The origins of The Little House go back to March 2020 at a small lakeside cottage in Afton, N.Y. When Graziano and Guy first took up residence in the little cabin, they had no idea that the COVID-19 pandemic would make it their unexpected home for the next six months. In this state of limbo, Graziano experienced a shift in her way of thinking and viewing the world — one that would ultimately serve as the inspiration for The Little House.
“During those six months, I had to learn how to renavigate the world,” explained Graziano. “I couldn’t feel quite comfortable at the cottage, and I began to think about the lake in relation to traditional horror tropes, such as surveillance.”
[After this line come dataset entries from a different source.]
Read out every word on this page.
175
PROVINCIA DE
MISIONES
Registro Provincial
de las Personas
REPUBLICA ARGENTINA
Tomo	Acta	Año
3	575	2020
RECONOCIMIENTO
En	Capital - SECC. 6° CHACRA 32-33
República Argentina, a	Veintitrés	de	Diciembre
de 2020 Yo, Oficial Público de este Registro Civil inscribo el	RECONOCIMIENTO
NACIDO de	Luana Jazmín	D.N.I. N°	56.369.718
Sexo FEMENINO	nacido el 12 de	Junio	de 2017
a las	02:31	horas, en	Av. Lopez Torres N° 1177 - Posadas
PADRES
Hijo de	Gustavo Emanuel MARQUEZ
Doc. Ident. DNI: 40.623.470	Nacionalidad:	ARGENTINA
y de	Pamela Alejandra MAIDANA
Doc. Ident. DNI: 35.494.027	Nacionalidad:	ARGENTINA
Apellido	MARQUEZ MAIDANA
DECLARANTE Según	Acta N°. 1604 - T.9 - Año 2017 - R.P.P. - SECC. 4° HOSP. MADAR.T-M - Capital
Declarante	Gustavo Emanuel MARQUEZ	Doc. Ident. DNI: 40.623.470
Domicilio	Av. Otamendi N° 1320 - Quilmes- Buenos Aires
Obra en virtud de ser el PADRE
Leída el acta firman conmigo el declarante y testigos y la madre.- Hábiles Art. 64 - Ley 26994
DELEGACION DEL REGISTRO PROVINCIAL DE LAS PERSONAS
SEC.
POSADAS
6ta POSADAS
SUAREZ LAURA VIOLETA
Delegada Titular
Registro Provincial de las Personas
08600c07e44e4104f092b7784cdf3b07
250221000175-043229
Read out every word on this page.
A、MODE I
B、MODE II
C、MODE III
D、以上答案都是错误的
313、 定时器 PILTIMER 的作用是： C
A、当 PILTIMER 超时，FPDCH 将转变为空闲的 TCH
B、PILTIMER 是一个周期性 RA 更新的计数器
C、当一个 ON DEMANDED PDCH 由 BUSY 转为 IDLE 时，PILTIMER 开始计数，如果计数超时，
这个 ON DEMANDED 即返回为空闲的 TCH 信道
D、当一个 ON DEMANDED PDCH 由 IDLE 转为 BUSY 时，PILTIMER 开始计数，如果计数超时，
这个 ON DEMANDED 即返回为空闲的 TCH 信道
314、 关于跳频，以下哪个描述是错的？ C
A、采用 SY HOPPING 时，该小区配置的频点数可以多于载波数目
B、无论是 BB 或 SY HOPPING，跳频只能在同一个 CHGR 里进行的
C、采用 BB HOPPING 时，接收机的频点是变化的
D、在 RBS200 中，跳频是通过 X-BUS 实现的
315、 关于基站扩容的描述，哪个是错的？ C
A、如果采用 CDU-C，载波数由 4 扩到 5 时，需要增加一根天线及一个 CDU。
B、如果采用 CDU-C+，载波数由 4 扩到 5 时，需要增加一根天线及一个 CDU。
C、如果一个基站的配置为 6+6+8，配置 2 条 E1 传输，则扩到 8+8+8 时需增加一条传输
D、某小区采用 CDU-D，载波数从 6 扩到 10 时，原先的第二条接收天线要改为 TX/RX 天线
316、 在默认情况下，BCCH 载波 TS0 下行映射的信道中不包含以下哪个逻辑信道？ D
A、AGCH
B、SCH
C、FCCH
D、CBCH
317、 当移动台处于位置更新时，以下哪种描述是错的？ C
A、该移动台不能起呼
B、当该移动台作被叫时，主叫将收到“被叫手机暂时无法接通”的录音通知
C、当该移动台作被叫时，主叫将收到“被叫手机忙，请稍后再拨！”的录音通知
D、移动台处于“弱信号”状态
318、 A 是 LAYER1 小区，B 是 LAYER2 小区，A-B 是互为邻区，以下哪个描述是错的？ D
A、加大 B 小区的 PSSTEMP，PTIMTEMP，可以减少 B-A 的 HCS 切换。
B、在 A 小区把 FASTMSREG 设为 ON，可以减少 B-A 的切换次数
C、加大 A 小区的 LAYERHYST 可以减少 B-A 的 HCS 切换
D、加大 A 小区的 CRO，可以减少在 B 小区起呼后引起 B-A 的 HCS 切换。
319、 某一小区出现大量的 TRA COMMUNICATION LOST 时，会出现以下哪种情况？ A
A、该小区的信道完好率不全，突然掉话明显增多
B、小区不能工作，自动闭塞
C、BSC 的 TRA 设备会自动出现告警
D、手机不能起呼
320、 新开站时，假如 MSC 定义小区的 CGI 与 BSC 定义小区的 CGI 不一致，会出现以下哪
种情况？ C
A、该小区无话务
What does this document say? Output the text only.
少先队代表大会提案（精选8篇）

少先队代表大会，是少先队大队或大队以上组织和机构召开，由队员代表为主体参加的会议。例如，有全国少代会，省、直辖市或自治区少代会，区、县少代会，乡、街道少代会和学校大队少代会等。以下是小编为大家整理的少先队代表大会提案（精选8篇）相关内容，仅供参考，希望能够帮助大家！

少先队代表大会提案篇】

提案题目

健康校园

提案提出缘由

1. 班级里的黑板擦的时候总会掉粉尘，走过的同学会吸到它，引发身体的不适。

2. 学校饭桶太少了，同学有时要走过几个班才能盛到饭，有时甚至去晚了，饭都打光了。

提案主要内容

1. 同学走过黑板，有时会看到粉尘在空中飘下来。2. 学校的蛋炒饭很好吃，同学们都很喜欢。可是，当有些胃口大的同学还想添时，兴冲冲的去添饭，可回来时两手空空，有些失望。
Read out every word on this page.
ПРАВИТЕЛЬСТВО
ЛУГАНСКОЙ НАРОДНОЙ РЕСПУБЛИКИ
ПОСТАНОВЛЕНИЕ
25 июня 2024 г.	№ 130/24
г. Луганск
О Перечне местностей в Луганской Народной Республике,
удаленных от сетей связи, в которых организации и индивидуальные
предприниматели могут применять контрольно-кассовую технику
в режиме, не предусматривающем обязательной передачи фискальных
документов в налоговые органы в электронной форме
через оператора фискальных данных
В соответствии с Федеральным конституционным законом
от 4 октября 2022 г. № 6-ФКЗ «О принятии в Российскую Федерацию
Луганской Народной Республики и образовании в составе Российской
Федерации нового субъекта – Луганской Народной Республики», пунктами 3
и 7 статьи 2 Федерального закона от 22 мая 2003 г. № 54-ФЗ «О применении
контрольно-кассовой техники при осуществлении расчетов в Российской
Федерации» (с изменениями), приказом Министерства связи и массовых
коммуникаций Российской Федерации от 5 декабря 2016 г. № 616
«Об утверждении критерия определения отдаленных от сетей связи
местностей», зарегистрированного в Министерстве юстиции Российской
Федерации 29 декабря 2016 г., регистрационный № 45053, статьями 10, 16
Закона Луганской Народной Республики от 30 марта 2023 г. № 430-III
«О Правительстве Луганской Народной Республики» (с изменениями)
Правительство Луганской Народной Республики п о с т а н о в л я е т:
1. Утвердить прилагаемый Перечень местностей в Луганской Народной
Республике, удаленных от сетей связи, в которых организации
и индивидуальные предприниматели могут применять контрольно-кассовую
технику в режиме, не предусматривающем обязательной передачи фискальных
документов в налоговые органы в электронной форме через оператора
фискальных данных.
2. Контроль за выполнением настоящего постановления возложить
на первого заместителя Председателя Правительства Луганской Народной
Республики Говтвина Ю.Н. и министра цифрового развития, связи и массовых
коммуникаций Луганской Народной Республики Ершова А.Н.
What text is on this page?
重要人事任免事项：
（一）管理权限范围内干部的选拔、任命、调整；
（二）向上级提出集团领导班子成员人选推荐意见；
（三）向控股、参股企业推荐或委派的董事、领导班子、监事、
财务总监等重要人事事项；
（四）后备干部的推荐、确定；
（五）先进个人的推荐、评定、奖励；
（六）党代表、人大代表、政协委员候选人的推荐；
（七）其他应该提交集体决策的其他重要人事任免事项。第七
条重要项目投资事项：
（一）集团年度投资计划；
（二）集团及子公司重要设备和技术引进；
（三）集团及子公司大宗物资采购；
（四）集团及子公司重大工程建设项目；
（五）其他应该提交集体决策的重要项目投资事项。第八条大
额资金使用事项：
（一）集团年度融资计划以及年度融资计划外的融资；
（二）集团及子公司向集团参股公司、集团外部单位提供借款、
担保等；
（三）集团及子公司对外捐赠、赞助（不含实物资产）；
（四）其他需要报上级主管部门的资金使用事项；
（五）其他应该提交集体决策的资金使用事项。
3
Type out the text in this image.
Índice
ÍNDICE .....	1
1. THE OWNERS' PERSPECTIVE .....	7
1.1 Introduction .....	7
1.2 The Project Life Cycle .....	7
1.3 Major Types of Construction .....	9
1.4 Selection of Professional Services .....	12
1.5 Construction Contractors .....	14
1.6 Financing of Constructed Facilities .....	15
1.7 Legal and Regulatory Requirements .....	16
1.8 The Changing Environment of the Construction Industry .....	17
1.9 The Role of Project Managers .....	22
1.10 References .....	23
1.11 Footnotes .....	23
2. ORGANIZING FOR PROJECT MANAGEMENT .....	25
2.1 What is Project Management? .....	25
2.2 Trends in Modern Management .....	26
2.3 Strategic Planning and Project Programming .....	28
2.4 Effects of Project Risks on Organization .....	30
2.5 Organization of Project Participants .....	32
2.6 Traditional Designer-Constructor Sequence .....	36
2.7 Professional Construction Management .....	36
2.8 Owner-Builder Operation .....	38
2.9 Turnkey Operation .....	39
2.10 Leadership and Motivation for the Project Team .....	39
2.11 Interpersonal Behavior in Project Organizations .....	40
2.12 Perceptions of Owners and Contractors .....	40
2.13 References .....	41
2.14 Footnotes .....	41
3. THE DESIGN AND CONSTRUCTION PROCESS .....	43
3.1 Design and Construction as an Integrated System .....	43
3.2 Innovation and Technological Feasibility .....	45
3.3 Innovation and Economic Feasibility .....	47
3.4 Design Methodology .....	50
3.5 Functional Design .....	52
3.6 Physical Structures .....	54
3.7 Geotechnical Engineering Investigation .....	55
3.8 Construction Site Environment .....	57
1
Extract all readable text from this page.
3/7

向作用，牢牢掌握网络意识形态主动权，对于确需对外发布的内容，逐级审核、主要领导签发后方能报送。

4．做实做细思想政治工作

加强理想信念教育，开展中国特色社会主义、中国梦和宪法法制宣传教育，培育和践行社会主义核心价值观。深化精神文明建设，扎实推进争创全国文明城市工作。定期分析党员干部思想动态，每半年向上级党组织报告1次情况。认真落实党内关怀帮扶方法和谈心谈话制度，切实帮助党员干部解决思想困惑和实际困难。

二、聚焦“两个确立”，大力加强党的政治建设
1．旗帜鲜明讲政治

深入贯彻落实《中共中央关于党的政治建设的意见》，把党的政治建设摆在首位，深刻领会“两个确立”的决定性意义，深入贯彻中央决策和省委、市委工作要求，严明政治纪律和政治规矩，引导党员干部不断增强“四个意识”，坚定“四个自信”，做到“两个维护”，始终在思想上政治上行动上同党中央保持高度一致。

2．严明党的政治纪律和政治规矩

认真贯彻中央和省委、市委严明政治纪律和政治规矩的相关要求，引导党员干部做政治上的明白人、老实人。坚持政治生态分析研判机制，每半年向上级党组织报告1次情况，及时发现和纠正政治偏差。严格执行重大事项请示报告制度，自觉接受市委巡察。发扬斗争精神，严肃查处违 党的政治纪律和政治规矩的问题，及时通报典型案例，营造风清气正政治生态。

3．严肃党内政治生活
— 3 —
One night, Guy and Graziano were taking a long walk around the lake and realized that most of their neighbors did not close their curtains and, thus, the inner workings of their homes were visible to all.
“It was a fascinating glimpse into domestic life, and I wanted to create something that could emulate the sense of discomfort and fascination that one feels looking in on others and being looked in upon.”
One way that Guy and Graziano achieved this dynamic of being both the viewer and the viewed is through the installation’s two hand-made windows. Despite being barely large enough to peer through, these windows were a source of much discussion and consideration between the two artists.
In her previous exhibits, Graziano traditionally employed peepholes as a way for visitors to experience the installation in a unique way, almost as spectators. On the other hand, Guy preferred not to have the portraits within the installation viewed in such a voyeuristic manner. As a compromise, Guy and Graziano instead chose to create small windows and place them parallel to important features of the room, such as the main entryway. By using windows as a visual entry point for the installation, Guy and Graziano created a restricted viewing experience similar to that of peepholes but without many of the negative connotations that accompany the term.
Recent graduate Destiny Sambrano ’21 returned to campus just in time for the opening reception and gallery viewing and was particularly taken aback by the power of the windows to make her aware that she was both observing the gallery around her and also being observed.
“Being inside of the room, I felt as if I was part of the art,” said Sambrano. “Perhaps what I appreciated most were the moments of connection that I felt as I peered out the windows and made eye contact with those looking in. Simultaneously, both I and they were the exhibit.”
Community members can experience The Little House for themselves in Little Hall’s Clifford Art Gallery and online at cliffordgallery.org through Nov 21. More of Graziano and Guy’s work can be found in the Brooklyn, N.Y., Greene House Gallery, which they co-own and direct.